Is the pseudoinverse the same as least squares with regularization?

Yes, they are connected.

  1. The first problem is a special case of the second when $\lambda=0$, if the first problem has a unique solution (i.e., $\ker A = 0$), or if the second is also formulated as a double minimization "$\min \|x\|$ such that $x$ minimizes $\|Ax-b\|^2+\lambda \|x\|^2$".

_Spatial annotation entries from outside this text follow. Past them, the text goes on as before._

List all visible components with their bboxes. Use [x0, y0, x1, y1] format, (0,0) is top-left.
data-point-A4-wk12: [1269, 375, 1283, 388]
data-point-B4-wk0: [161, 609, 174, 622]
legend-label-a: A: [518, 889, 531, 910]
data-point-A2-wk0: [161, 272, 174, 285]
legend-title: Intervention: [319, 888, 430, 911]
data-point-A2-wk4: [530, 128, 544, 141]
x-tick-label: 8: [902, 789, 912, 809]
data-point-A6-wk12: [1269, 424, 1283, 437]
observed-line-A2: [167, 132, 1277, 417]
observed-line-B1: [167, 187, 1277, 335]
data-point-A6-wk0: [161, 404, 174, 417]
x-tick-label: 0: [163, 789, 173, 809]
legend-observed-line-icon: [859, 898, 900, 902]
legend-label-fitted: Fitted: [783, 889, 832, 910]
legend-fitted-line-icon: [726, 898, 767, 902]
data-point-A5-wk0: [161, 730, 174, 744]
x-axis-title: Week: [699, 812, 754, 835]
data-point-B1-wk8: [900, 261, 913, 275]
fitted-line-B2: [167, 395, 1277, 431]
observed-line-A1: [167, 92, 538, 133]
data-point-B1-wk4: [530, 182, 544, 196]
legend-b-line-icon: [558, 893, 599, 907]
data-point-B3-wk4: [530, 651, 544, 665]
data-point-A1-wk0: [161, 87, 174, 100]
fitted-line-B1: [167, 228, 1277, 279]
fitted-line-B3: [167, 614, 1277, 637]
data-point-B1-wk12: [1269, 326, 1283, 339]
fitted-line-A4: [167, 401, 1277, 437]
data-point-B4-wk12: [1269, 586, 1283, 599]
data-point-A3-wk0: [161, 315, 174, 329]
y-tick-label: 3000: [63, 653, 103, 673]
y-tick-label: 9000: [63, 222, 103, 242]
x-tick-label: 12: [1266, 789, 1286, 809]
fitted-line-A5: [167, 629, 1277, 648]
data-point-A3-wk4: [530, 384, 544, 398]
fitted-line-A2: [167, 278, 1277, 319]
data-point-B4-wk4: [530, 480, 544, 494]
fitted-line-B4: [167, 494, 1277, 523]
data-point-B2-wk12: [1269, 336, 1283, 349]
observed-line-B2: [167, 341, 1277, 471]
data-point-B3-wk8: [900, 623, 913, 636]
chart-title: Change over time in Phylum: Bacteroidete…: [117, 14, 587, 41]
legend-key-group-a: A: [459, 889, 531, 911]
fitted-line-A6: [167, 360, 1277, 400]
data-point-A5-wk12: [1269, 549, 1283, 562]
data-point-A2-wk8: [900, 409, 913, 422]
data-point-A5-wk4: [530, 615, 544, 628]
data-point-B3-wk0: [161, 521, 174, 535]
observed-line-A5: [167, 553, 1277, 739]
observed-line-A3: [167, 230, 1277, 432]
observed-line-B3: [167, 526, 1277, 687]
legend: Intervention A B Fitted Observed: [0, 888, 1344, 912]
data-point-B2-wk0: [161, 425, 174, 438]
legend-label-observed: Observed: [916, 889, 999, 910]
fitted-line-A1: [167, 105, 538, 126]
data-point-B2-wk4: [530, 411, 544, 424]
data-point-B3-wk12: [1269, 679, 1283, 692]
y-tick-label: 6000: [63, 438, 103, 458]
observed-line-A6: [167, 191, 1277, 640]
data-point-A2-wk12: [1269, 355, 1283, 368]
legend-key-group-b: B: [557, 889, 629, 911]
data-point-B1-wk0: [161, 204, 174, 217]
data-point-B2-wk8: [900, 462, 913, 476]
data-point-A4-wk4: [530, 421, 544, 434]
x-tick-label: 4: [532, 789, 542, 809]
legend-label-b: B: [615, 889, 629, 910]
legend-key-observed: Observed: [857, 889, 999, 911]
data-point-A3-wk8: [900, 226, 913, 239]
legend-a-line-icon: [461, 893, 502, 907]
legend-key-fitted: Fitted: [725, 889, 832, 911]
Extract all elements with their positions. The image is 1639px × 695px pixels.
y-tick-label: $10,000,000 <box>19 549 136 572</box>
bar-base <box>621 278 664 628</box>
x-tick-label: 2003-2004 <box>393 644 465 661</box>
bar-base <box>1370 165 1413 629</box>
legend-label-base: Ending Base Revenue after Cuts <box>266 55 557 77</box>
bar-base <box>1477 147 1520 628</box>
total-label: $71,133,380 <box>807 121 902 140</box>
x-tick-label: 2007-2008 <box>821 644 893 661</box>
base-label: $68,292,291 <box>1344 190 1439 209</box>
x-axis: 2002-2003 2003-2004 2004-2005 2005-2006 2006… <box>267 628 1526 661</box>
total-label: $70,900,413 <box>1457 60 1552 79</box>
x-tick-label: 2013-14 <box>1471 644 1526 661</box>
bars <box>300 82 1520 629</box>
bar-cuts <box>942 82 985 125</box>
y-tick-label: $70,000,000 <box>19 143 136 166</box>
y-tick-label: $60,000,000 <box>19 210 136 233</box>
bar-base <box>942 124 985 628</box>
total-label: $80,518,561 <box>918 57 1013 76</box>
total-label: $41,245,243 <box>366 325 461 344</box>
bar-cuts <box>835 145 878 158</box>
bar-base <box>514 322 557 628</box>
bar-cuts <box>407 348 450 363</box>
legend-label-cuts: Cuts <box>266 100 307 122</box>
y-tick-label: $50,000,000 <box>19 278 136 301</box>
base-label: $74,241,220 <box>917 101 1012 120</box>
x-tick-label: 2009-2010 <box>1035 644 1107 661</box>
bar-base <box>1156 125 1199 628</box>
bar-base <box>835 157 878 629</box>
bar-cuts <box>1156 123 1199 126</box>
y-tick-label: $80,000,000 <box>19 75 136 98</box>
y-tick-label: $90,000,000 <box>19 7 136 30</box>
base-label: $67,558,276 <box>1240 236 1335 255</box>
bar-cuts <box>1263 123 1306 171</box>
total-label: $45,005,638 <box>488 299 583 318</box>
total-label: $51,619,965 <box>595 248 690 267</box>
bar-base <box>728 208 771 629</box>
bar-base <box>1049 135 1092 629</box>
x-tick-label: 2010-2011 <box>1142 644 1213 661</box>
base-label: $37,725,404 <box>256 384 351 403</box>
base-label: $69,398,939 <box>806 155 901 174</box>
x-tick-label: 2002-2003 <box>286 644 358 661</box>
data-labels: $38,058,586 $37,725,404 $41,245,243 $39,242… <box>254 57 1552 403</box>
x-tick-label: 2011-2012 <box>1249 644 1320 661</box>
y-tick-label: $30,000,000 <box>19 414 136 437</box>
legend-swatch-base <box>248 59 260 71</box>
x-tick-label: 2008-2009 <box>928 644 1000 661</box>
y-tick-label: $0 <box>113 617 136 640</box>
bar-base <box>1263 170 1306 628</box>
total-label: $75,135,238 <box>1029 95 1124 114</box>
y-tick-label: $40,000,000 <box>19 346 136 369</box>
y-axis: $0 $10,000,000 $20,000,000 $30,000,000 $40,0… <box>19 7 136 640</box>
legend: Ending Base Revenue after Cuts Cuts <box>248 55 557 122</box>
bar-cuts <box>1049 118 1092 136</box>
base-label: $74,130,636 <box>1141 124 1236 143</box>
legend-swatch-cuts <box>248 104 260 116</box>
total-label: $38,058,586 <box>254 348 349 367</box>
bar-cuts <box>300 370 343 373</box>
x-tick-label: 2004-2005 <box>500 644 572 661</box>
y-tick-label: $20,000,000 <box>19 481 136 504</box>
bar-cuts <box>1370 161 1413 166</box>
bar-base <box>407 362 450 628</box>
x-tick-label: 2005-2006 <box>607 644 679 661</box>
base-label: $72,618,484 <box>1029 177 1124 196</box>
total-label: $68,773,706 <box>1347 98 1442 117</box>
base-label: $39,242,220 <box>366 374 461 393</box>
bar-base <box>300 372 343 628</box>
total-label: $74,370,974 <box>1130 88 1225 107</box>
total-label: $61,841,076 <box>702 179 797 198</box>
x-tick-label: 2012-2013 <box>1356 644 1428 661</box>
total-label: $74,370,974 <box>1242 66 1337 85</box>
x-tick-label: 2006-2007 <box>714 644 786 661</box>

But there is also a reduction in the other direction:

  1. The second problem is a special case of the first with slightly different matrices, because $$ \| Ax - b \|^2 + \lambda \| x \|^2 = \left\| \begin{bmatrix} A\\ \sqrt{\lambda}I \end{bmatrix} x - \begin{bmatrix}b\\0\end{bmatrix} \right\|^2. $$ This reduction works without imposing any additional conditions, because $\ker \begin{bmatrix} A\\ \sqrt{\lambda}I \end{bmatrix} = 0$ always (thanks to that full-rank second block). So if you have an algorithm to solve full-rank least-squares problems you can also apply it to solve Tikhonov-regularized least-squares problems.

EDIT: made additional conditions clearer to answer the comments.


Here's one way to see this directly. I will assume that $A$ is $m \times n$. Let $$ A = U \Sigma V^T$$ be the SVD for A. Recall that the regularized solution to the least squares problem $Ax = b$ is given by $$\hat{x} = (A^TA + \lambda I)^{-1}A^Tb.$$ Now substitute the SVD of $A$ in place of $A$. Simplifying algebra, we get that $$\hat{x} = V(\Sigma^T \Sigma + \lambda I)^{-1} \Sigma^T U^T b. \hspace{1cm} (\ast) $$ OTOH, the solution by considering the pseudoinverse is given by $$ A^+b = V\Sigma^+ U^Tb.\hspace{3cm} (\ast\ast) $$ Therefore, $(\ast)$ and $(\ast \ast)$ are equivalent (in the limit) if $$\Sigma^+ = \lim_{\lambda \to 0} (\Sigma^T \Sigma + \lambda I)^{-1} \Sigma^T.$$

Without referring to the arxiv preprint in G. Fougeron's answer, let us show this as follows. Let $\sigma_1,\ldots, \sigma_r$ be the singular values of $A$. By direct computation, we find that $\Sigma^T \Sigma + \lambda I $ is the $n \times n$ diagonal matrix given by $$ \Sigma^T \Sigma + \lambda I = \begin{pmatrix} \sigma_1^2 + \lambda & \\ & \ddots \\ && \sigma_r^2 + \lambda \\ &&& \lambda \\ &&&& \ddots \\ &&&&&\lambda \end{pmatrix}$$

Since this is diagonal, it is easy to invert and therefore $ (\Sigma^T \Sigma + \lambda I)^{-1}\Sigma^T$ is given explicitly as the $n \times m$ matrix

$$(\Sigma^T \Sigma + \lambda I)^{-1}\Sigma^T = \left(\begin{array}{ccc|cc} \frac{\sigma_1}{\sigma_1^2 + \lambda} & \\ & \ddots &&&0 \\ && \frac{\sigma_r}{\sigma_r^2 + \lambda} \\ \hline &&& \\ &0&&& 0 \\ &&&&& \end{array}\right). $$ with top-left block a digonal $r \times r$ matrix. In the limit as $\lambda \to 0$, the top-left block is just $$\begin{pmatrix} \frac{1}{\sigma_1} \\ &\ddots\\ && \frac{1}{\sigma_r} \end{pmatrix} $$ and hence the entire matrix is just $\Sigma^+$ as desired.


TL;DR : Yes, the two problems are equivalent in the limit $\lambda \rightarrow 0$ !

One freely available reference is the following (excellent in my opinion) review paper : https://arxiv.org/abs/1110.6882

Specifically, your question is addressed on Theorem 4.3 of this paper on Tikhonov’s Regularization.